As HMOs and other medical providers face an increased threat of lawsuits, critics say, insurance premiums will rise and health care providers will be forced to deny coverage for some patients.

McCain Stands Firm

Nancy Ives, a spokesman for Sen. McCain's office, said the criticism of the bill was off base and that the increase in health care costs will be "marginal." The bill's supporters point to similar patient protection bills in the states and say they haven't had the adverse effects its critics claim are just around the corner.
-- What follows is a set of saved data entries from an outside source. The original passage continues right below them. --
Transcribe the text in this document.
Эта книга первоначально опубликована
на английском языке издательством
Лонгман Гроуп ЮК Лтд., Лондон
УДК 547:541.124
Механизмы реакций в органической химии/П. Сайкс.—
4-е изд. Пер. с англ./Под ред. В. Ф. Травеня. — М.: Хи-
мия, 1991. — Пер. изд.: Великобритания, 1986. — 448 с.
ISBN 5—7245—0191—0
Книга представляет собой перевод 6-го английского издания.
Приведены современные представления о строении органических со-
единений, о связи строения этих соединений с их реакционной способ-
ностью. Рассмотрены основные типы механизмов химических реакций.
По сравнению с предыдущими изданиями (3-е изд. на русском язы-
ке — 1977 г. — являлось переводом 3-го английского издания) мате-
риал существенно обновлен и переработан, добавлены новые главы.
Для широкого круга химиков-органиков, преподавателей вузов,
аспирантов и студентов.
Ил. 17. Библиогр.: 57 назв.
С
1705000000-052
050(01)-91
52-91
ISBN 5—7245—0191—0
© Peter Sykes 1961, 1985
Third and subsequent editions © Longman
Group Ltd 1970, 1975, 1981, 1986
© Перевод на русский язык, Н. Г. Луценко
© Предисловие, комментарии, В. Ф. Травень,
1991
When asked if Sen. McCain, who has decried the influence of special-interest money in politics, was concerned that trial lawyers had paid large sums to the bill's co-sponsors, she dismissed the notion as "a good example of political rhetoric."

And she pointed to the considerable support the bill enjoys from hundreds of doctors, nurses and other health care groups and "patients across this country that so desperately need a say in what happens in this country."

She also said that patients will have to go through an "exhaustive" appeals process before going to court. "We want to make it a last resort and not the first resort," she added.

The debate over the McCain-Kennedy-Edwards bill is expected to begin Tuesday in the Senate; the House already passed similar patients' rights measures in previous sessions. The majority of state legislatures have passed their own regulations governing the health care industry, with ten states allowing lawsuits on behalf of patients.